Our politicos, though they pose as the messiah of the masses during their electioneering, promote full throttle the interests of the big capital once in power by giving a big push to the neo-liberal economic policies such as tax cuts, deregulation and dilution in labor and environmental laws, for full four years. It is only after they suffer a few electoral reverses on the way to general elections, they realize that their social engineering efforts have lost steam and started yielding diminishing returns. And the realization makes them comply with the political business cycle, forcing them to introduce some big-ticket welfare schemes. These schemes, which are introduced with much fanfare, are mostly implemented half-heartedly only to be diluted slowly to cause their eventual demise.
The economics that is taught in the reputed universities, where most of India’s well-known economists were trained, is neoclassical economics, which is replete with mathematical equations that are detached from human psychology and the real-world situations. It appears that in the garb of complexity the vested interests want to promote a particular type of economic narrative that fits the requirement of the ultra-rich.
Three undergraduate students of University of Manchester, who got disillusioned with the kind of economics taught in the universities in the UK, expressed their dissent through their book titled ‘The Econocracy: The Perils of Leaving Economics to the Experts’, in which they questioned the monopoly status of neoclassical economics in the curriculum. They opined that “the monopoly of a particular and narrow form of economics, and the way the subject matter is taught (‘pedagogy’) amount to nothing less than the dictionary definition of indoctrination”. We should not forget the fact that the neo-liberalism advocated by economists such as Milton Friedman and FD Hayek, who sowed the seeds of concentration of wealth and working-class deprivation, is closely related to neoclassical economics.

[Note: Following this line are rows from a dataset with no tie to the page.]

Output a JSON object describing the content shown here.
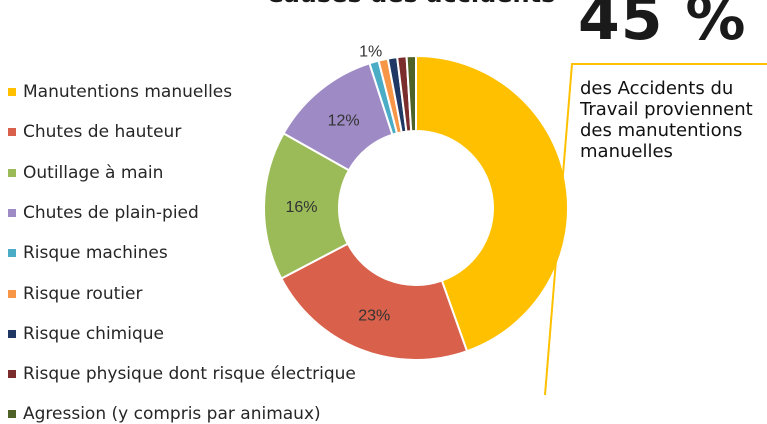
{
  "chart_data": {
    "type": "pie",
    "title": "Causes des accidents",
    "legend_position": "left",
    "categories": [
      "Manutentions manuelles",
      "Chutes de hauteur",
      "Outillage à main",
      "Chutes de plain-pied",
      "Risque machines",
      "Risque routier",
      "Risque chimique",
      "Risque physique dont risque électrique",
      "Agression (y compris par animaux)"
    ],
    "values": [
      45,
      23,
      16,
      12,
      1,
      1,
      1,
      1,
      1
    ],
    "data_labels": [
      "",
      "23%",
      "16%",
      "12%",
      "1%",
      "",
      "",
      "",
      ""
    ],
    "colors": [
      "#FFC000",
      "#D9604A",
      "#9BBB59",
      "#9E8AC4",
      "#4BACC6",
      "#F79646",
      "#1F3864",
      "#7B2C2C",
      "#4F6228"
    ]
  },
  "callout": {
    "percent": "45 %",
    "text": "des Accidents du Travail proviennent des manutentions manuelles",
    "line_color": "#FFC000"
  }
}
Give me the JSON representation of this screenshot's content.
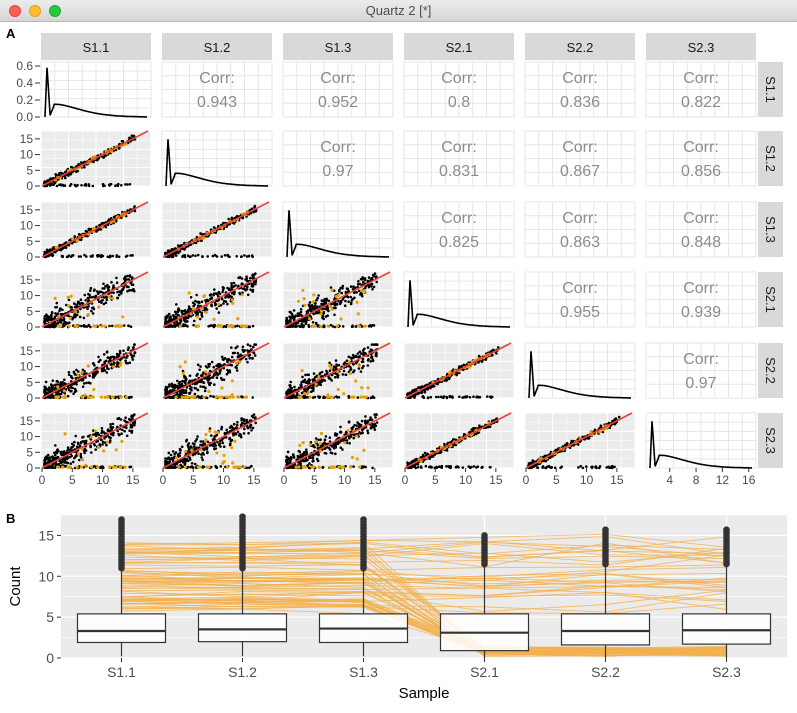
{
  "window": {
    "title": "Quartz 2 [*]"
  },
  "colors": {
    "panel_bg": "#ebebeb",
    "grid": "#ffffff",
    "strip_bg": "#d9d9d9",
    "point_black": "#000000",
    "point_orange": "#e69f00",
    "diagonal_red": "#e8423b",
    "line_orange": "#f3b04c",
    "corr_text": "#8c8c8c"
  },
  "panel_a": {
    "tag": "A",
    "samples": [
      "S1.1",
      "S1.2",
      "S1.3",
      "S2.1",
      "S2.2",
      "S2.3"
    ],
    "corr_label": "Corr:",
    "correlations": [
      {
        "row": 0,
        "col": 1,
        "value": "0.943"
      },
      {
        "row": 0,
        "col": 2,
        "value": "0.952"
      },
      {
        "row": 0,
        "col": 3,
        "value": "0.8"
      },
      {
        "row": 0,
        "col": 4,
        "value": "0.836"
      },
      {
        "row": 0,
        "col": 5,
        "value": "0.822"
      },
      {
        "row": 1,
        "col": 2,
        "value": "0.97"
      },
      {
        "row": 1,
        "col": 3,
        "value": "0.831"
      },
      {
        "row": 1,
        "col": 4,
        "value": "0.867"
      },
      {
        "row": 1,
        "col": 5,
        "value": "0.856"
      },
      {
        "row": 2,
        "col": 3,
        "value": "0.825"
      },
      {
        "row": 2,
        "col": 4,
        "value": "0.863"
      },
      {
        "row": 2,
        "col": 5,
        "value": "0.848"
      },
      {
        "row": 3,
        "col": 4,
        "value": "0.955"
      },
      {
        "row": 3,
        "col": 5,
        "value": "0.939"
      },
      {
        "row": 4,
        "col": 5,
        "value": "0.97"
      }
    ],
    "density_y_ticks": [
      "0.0",
      "0.2",
      "0.4",
      "0.6"
    ],
    "scatter_y_ticks": [
      "0",
      "5",
      "10",
      "15"
    ],
    "x_ticks": [
      "0",
      "5",
      "10",
      "15"
    ],
    "x_ticks_last": [
      "4",
      "8",
      "12",
      "16"
    ]
  },
  "panel_b": {
    "tag": "B",
    "xlabel": "Sample",
    "ylabel": "Count",
    "y_ticks": [
      "0",
      "5",
      "10",
      "15"
    ]
  },
  "chart_data": [
    {
      "type": "scatter",
      "title": "",
      "variables": [
        "S1.1",
        "S1.2",
        "S1.3",
        "S2.1",
        "S2.2",
        "S2.3"
      ],
      "lower_panels": "scatter of counts (black points, highlighted orange points) with red y=x line",
      "diagonal_panels": "density",
      "upper_panels": "correlation",
      "axis_range": [
        0,
        17
      ],
      "correlation_matrix": [
        [
          null,
          0.943,
          0.952,
          0.8,
          0.836,
          0.822
        ],
        [
          0.943,
          null,
          0.97,
          0.831,
          0.867,
          0.856
        ],
        [
          0.952,
          0.97,
          null,
          0.825,
          0.863,
          0.848
        ],
        [
          0.8,
          0.831,
          0.825,
          null,
          0.955,
          0.939
        ],
        [
          0.836,
          0.867,
          0.863,
          0.955,
          null,
          0.97
        ],
        [
          0.822,
          0.856,
          0.848,
          0.939,
          0.97,
          null
        ]
      ],
      "density_ylim": [
        0,
        0.6
      ]
    },
    {
      "type": "box",
      "xlabel": "Sample",
      "ylabel": "Count",
      "categories": [
        "S1.1",
        "S1.2",
        "S1.3",
        "S2.1",
        "S2.2",
        "S2.3"
      ],
      "ylim": [
        0,
        17.5
      ],
      "boxes": [
        {
          "name": "S1.1",
          "q1": 1.9,
          "median": 3.3,
          "q3": 5.4,
          "whisker_low": 0.2,
          "whisker_high": 11.0,
          "outlier_max": 17.0
        },
        {
          "name": "S1.2",
          "q1": 2.0,
          "median": 3.5,
          "q3": 5.4,
          "whisker_low": 0.2,
          "whisker_high": 11.0,
          "outlier_max": 17.5
        },
        {
          "name": "S1.3",
          "q1": 1.9,
          "median": 3.6,
          "q3": 5.4,
          "whisker_low": 0.2,
          "whisker_high": 11.0,
          "outlier_max": 17.1
        },
        {
          "name": "S2.1",
          "q1": 0.9,
          "median": 3.1,
          "q3": 5.4,
          "whisker_low": 0.0,
          "whisker_high": 11.5,
          "outlier_max": 15.2
        },
        {
          "name": "S2.2",
          "q1": 1.6,
          "median": 3.3,
          "q3": 5.4,
          "whisker_low": 0.0,
          "whisker_high": 11.5,
          "outlier_max": 16.0
        },
        {
          "name": "S2.3",
          "q1": 1.7,
          "median": 3.4,
          "q3": 5.4,
          "whisker_low": 0.0,
          "whisker_high": 11.5,
          "outlier_max": 15.9
        }
      ],
      "overlay": "orange lines connecting highlighted features across samples"
    }
  ]
}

Now the question arises as to why the prestigious universities all over the world teach economic theories that serve the interests of the big businesses? The answer lies in the fact that these universities receive donations from the plutocrats who own these big businesses to their endowments. With some exceptions, even the media, which is mostly owned by the big businesses, promotes the neoliberal economic thought very aggressively to make it mainstream. Therefore, an overwhelming majority of the institutions that exert major influence on the society are collectively promoting the economic thought that serves the interests of the plutocrats, which is detrimental to the interests of the commoners.
If we want to create an inclusive society, we need to incorporate alternative theories in the economics curriculum and even make it comprehensible to the commoners. Thomas Piketty’s ‘Capital in the Twenty-First Century, which brought inequality back onto the center stage, made a marvelous attempt in that direction. It’s high time the civil society gave a serious thought about the economic direction our country should take and how to incorporate the ideas such as equality of opportunity and sustainability into the economic thought.